Under the US Patent Law, anything that exists in nature is not patentable subject matter. This is also referred to as ‘Product of Nature Doctrine’. The test for determining whether something exists in nature or not as laid down in Chakrabarty’s case is whether a hand of man is involved in creating the invention. If there is a hand of man, the invention is said to be not naturally existing and therefore, patentable subject matter. Gene sequences were considered to be patentable subject matter because a hand of man is required to isolate and purify them; synthesize them outside the body; and because the cDNA sequence that is generally the subject of a patent application is different from the gene sequence that naturally exists.
Many scholars argued that the identification of a gene sequence is nothing but discovering what exists naturally in the body and does not merit patent protection as it is a prodduct of nature. Moral and Ethical arguments were made against patentability of gene sequences, which primarily emphasized on the fact that patenting gene sequences would proscribe research and access to treatment and diagnosis. The negative effects of patenting gene sequences was brought to light through the BRCA gene patent controversy, where the patent holder prevented access to breast cancer diagnosis by imposing high license fee for using the gene sequences or in other words by charging a very high fee for diagnosis of breast cancer.
As per the standards laid down under the law and practice followed by the USPTO, isolated gene sequences are patentable subject matter and rejection of patentability by the District Court goes against the gene patent jurisprudence. Having said that, the logic adopted by the courts while accepting patentability of gene sequences was always against common sense.
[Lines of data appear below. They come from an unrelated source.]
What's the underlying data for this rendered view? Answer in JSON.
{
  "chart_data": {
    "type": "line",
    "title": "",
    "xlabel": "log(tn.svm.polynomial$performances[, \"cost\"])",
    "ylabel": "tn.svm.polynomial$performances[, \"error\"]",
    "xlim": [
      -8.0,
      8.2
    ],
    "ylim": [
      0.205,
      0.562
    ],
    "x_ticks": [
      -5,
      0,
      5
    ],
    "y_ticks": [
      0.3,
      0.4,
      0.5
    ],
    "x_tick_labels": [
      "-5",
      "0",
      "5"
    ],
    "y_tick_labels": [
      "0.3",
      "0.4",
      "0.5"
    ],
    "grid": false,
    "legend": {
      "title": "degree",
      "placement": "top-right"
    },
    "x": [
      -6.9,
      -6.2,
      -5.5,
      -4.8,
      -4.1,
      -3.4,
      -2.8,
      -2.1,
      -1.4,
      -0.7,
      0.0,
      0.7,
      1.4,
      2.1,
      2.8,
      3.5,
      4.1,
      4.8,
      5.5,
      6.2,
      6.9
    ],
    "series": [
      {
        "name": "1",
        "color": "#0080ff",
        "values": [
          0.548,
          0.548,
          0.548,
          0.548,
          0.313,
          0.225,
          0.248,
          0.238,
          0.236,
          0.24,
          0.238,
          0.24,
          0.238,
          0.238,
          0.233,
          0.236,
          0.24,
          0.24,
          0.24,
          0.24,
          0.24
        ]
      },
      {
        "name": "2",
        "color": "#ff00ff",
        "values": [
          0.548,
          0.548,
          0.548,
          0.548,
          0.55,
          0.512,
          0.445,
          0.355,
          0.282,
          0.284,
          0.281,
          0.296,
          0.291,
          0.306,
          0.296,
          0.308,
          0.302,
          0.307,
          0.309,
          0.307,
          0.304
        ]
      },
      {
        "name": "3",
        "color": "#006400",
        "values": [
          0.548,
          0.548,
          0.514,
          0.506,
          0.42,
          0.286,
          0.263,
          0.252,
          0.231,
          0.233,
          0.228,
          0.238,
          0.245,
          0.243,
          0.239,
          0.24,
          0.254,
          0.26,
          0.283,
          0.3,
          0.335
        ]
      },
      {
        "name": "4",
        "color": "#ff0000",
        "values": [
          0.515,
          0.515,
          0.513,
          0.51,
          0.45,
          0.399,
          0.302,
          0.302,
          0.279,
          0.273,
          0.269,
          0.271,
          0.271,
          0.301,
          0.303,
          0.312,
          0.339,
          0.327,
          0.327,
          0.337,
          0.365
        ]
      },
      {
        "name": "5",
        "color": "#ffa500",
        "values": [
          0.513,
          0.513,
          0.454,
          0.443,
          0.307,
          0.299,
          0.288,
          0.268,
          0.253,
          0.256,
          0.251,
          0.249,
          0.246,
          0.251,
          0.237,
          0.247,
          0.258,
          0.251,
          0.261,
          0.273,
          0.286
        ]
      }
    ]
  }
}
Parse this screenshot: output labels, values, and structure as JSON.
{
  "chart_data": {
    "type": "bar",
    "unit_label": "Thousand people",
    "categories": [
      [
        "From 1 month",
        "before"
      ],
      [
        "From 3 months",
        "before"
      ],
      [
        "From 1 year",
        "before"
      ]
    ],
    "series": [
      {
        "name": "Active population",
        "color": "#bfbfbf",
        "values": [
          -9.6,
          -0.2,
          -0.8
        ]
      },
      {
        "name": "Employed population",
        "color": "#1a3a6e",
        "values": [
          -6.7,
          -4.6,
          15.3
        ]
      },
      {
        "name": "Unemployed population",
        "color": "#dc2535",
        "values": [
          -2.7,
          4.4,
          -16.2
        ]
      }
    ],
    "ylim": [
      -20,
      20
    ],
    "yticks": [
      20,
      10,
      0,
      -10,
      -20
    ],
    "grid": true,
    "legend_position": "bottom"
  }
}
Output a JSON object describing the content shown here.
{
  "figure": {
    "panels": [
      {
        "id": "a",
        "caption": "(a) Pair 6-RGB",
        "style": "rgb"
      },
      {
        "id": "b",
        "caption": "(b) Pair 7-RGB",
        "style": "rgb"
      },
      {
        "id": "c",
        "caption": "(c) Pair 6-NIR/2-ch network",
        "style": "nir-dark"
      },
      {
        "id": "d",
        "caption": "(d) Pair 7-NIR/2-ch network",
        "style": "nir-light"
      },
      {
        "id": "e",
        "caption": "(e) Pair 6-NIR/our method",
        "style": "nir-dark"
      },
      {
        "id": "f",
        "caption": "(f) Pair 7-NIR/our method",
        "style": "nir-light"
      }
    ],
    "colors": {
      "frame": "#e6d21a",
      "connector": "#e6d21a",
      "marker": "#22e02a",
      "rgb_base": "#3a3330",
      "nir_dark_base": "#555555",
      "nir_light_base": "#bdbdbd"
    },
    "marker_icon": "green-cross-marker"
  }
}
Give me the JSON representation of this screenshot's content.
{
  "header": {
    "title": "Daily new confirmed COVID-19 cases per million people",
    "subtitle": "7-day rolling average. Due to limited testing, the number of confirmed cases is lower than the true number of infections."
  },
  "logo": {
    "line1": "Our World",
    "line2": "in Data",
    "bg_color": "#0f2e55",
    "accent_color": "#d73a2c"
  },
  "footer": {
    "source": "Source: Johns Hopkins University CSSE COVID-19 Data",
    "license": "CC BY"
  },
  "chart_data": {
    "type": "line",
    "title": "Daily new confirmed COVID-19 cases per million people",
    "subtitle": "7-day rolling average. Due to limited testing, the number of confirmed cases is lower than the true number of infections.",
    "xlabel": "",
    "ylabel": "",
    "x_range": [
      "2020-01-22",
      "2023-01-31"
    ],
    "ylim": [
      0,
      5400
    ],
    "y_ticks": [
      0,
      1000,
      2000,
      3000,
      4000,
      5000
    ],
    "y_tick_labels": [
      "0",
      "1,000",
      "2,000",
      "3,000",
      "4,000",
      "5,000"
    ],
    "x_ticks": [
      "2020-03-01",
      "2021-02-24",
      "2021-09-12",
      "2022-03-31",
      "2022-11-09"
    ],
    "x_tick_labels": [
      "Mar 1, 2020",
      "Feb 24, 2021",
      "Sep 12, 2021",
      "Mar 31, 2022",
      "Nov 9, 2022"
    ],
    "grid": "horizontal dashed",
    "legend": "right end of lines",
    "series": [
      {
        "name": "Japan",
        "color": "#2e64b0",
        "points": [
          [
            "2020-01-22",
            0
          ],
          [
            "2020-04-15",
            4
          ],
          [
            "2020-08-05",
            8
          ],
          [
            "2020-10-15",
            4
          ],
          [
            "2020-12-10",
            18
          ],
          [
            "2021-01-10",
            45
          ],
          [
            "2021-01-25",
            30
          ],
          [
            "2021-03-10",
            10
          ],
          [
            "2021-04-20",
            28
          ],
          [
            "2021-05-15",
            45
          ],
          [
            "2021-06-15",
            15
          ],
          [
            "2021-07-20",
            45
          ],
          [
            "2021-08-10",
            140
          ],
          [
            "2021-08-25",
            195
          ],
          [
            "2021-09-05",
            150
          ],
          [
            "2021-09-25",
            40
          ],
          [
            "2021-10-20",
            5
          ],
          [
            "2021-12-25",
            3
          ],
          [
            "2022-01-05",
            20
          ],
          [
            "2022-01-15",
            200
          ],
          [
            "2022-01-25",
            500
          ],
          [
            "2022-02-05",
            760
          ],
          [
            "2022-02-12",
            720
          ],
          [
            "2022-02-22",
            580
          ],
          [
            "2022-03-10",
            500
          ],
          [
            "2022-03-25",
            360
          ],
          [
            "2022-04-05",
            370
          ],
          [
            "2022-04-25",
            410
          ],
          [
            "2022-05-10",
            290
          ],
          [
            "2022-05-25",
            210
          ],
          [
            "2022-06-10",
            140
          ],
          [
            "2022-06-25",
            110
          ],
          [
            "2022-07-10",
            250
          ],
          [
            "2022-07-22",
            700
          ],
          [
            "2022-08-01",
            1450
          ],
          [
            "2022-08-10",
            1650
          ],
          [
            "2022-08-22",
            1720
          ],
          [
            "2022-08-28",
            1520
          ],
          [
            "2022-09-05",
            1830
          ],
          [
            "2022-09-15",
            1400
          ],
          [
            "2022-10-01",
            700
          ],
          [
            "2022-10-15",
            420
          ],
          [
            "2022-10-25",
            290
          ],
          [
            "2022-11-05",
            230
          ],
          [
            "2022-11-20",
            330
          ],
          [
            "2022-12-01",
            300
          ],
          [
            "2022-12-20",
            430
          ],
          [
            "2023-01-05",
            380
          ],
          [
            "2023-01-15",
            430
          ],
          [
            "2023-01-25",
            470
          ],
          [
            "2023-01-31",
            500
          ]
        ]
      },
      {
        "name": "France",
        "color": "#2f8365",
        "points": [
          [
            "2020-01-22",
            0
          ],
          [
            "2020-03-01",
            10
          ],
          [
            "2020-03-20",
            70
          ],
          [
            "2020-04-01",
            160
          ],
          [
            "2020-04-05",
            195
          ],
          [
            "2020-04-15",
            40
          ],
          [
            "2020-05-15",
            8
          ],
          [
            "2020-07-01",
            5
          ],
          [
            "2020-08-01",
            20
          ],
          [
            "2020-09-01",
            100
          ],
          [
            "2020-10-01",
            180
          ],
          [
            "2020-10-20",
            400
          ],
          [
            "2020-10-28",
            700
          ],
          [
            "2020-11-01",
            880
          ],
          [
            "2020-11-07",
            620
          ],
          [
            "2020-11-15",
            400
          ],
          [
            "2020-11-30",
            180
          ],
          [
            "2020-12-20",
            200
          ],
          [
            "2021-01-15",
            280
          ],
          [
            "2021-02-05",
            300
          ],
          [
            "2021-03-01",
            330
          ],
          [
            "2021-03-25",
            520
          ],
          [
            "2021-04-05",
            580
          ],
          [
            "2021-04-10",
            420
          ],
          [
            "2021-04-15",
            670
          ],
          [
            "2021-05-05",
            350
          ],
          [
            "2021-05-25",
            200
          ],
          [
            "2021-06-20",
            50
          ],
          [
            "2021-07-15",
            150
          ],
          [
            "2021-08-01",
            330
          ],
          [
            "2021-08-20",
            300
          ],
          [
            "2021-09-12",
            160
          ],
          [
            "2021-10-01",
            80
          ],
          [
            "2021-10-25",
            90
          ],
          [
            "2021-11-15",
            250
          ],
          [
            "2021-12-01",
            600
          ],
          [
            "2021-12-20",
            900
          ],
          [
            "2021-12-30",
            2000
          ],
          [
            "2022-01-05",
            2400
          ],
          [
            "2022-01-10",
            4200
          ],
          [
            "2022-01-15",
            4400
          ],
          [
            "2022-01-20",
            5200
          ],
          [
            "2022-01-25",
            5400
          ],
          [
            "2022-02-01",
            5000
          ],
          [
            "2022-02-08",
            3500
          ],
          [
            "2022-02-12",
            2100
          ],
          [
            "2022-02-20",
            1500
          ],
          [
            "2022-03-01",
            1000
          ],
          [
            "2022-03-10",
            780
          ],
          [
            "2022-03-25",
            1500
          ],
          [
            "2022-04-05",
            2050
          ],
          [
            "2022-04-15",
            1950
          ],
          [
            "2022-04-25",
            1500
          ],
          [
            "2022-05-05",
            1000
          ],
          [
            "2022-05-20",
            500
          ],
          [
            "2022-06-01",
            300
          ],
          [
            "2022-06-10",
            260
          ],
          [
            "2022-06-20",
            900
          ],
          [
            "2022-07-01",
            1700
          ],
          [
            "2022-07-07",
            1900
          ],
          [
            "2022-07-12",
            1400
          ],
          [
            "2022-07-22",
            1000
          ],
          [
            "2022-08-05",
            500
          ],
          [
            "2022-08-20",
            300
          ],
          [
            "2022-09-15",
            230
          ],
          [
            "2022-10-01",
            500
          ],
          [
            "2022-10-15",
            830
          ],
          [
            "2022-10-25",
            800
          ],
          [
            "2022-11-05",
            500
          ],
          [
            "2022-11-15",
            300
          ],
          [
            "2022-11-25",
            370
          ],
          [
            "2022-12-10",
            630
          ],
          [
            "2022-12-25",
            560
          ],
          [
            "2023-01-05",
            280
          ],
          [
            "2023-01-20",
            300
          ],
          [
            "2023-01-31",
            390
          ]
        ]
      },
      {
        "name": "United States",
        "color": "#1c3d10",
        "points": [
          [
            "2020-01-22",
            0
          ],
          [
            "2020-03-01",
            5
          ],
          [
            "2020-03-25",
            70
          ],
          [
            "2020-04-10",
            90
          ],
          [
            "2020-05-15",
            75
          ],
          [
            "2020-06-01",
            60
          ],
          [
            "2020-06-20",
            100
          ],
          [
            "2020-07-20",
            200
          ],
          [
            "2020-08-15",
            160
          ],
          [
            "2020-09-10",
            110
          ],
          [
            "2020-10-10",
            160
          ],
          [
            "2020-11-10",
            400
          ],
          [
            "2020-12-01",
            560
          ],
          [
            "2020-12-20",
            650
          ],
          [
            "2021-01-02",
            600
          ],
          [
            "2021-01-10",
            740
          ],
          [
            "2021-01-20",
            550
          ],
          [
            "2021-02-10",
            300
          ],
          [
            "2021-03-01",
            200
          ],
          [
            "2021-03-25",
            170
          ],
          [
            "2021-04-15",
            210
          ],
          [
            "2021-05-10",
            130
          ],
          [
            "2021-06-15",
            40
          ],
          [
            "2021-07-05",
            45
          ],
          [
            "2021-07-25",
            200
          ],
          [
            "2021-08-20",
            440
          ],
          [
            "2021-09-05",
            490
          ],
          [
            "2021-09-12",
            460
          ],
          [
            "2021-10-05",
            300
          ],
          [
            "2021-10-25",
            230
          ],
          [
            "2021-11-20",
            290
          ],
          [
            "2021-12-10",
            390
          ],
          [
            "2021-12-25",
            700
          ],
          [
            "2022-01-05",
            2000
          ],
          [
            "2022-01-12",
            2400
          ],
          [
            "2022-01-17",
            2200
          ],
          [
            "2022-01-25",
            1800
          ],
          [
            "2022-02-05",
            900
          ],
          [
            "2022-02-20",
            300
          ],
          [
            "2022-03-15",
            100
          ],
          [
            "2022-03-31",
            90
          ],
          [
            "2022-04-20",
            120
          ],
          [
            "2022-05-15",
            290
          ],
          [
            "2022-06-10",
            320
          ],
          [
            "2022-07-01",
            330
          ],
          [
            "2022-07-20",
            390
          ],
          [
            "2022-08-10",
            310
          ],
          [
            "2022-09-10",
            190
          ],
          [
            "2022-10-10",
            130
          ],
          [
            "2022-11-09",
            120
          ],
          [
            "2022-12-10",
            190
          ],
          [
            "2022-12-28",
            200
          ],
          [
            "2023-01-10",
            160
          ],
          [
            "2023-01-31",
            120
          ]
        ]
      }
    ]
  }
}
Though a gene sequence that is isolated would always be same as that exists in nature, Courts and Patent Offices found a way to differentiate it from a naturally existing one by stating that such a sequence does not have introns and is therefore different from a naturally existing one. This reasoning is not in consonance with the product of nature doctrine because the coding region is same as that exists in nature.
Though human effort is involved in identifying the gene sequence, it amounts to discovering something that exists in nature.Therefore, as rightly pointed out by the US District Court, a gene sequence is a product of nature and is not susceptible to patent protection. Despite the fact that the possibilities of this decision being overturned by the CAFC on appeal are very high, the decision is right and has been successful in invoking the much needed gene patentability debate. It would be best for research and development and for access to treatment, if gene patents are limited to specific application of a sequence for a practical purpose.
0 Comments
kaushal
I think the difference is being made between gene and cDNA.cDNA is synthesized from mRNA by using the enzyme (catalyst) reverse transcriptase.
The problem is not that such patents are granted, the problem in my opinion is that such patents are being used against greater good, which in turn is one of the fundamental logic/rationale of the patent regime.